His life was forever changed by the sacrifices he made while serving his country. It cost him his marriage as a young man whose wife couldn’t cope with the effects of the war on her husband. You will never see him sit in a room with his back to the door where someone could surprise him from behind. Sudden loud noises are now potential triggers to great stress and terror. Although he is a patriot who loves his country, you will not see him at the fireworks display celebrating the 4th of July.
T.J. receives medication and counseling to treat his conditions, and he also has been prescribed a steady dose of Malachi. Malachi is a service dog with special training who provides T.J. with comfort, companionship and much more. He is a constant in T.J.’s life and goes with him everywhere. He is devoted to his master and to his duty to him. Malachi is trained to recognize when T.J. is in distress, and to respond appropriately. He wears a vest that bears his official service dog identification so that he will always be welcome wherever they go together. T.J. has a heavy-duty safety strap around his neck that is securely attached to Malachi’s harness when he is riding on the motorcycle with him. Do not fear! While he is in his harness strapped to T.J., there is no possibility that Malachi could ever fall from the motorcycle.
It’s a beautiful thing to see the way this man and his dog interact together. Their love for one another is a joy to behold. What can life offer to a person when he has endured hardships and heartache from the time he was born and has then gone on to witness the terrible inhumanity of war in a foreign country? In this case, the answer is love. It’s the ever-present love of Malachi that soothes and helps brings peace to this remarkable man. It’s a part of what gives him the ability to meet people with a smile and an open heart, even though much of the time life has been less than kind to him.

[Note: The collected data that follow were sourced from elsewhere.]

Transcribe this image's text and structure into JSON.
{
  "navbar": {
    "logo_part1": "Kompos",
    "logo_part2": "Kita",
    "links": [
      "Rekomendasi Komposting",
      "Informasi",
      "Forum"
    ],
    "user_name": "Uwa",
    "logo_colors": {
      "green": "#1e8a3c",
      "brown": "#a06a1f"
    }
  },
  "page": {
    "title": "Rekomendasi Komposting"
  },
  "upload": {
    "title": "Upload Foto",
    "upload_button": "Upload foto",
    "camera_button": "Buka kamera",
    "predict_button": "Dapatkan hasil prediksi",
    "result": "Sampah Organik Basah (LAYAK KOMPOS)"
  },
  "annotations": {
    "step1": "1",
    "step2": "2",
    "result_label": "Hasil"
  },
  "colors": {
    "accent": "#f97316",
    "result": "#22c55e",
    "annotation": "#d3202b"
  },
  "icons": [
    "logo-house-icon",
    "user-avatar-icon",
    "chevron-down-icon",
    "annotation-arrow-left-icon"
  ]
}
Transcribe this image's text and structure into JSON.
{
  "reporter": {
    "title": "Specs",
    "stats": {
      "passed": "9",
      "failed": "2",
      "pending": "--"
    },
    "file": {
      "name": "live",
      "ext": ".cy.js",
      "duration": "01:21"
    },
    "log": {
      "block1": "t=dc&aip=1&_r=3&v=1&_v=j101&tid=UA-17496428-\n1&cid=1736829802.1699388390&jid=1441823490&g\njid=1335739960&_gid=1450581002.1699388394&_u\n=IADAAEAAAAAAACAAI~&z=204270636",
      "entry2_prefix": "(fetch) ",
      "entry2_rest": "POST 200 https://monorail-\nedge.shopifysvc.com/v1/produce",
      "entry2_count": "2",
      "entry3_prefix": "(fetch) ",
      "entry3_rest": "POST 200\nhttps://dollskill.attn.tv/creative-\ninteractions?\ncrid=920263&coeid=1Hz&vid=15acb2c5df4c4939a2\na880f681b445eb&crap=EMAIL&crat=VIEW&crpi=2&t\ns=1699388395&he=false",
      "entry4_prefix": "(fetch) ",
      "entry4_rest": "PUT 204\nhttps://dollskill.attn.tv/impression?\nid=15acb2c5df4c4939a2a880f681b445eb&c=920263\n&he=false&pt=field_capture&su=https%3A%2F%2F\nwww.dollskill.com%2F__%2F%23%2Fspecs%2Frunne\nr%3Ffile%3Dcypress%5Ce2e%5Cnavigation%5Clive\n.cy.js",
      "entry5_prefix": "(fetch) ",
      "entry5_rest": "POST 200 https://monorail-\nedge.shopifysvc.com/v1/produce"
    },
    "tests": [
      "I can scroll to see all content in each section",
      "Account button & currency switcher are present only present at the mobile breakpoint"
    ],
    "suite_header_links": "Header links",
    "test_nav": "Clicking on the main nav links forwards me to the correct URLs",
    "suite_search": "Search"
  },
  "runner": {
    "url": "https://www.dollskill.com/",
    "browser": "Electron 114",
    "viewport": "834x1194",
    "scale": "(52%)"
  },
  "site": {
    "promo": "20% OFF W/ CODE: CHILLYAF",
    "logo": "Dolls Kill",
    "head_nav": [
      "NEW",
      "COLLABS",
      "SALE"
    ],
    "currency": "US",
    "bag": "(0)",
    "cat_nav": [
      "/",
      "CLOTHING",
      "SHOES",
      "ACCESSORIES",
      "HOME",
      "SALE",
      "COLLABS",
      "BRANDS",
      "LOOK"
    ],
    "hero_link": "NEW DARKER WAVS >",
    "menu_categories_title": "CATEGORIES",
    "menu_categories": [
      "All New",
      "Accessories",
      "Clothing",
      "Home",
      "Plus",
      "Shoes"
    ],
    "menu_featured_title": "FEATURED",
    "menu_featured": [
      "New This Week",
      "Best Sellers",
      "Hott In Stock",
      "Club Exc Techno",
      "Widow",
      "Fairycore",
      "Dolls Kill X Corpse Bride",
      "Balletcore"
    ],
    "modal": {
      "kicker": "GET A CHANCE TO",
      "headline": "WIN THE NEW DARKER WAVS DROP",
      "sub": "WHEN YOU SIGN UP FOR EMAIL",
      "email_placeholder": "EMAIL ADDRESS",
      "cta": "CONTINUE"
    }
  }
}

Keep your eyes peeled for a Kawasaki Vulcan 900 fitted with an extra pair of wheels on the rear and you might spot Malachi riding through town, wearing those cute doggie goggles! T.J. and Malachi are well known and loved in Hagerstown, and both are well received all over the city. Malachi likes to ride with T.J., go to restaurants with T.J., visit friends or just stay home and watch television with T.J.! He’s particularly fond of watching Animal Planet.
You might see them just about anywhere, even on an overnight camp out in Cunningham Falls State Park in T.J.’s nifty little camper. When you do, say Hi for me!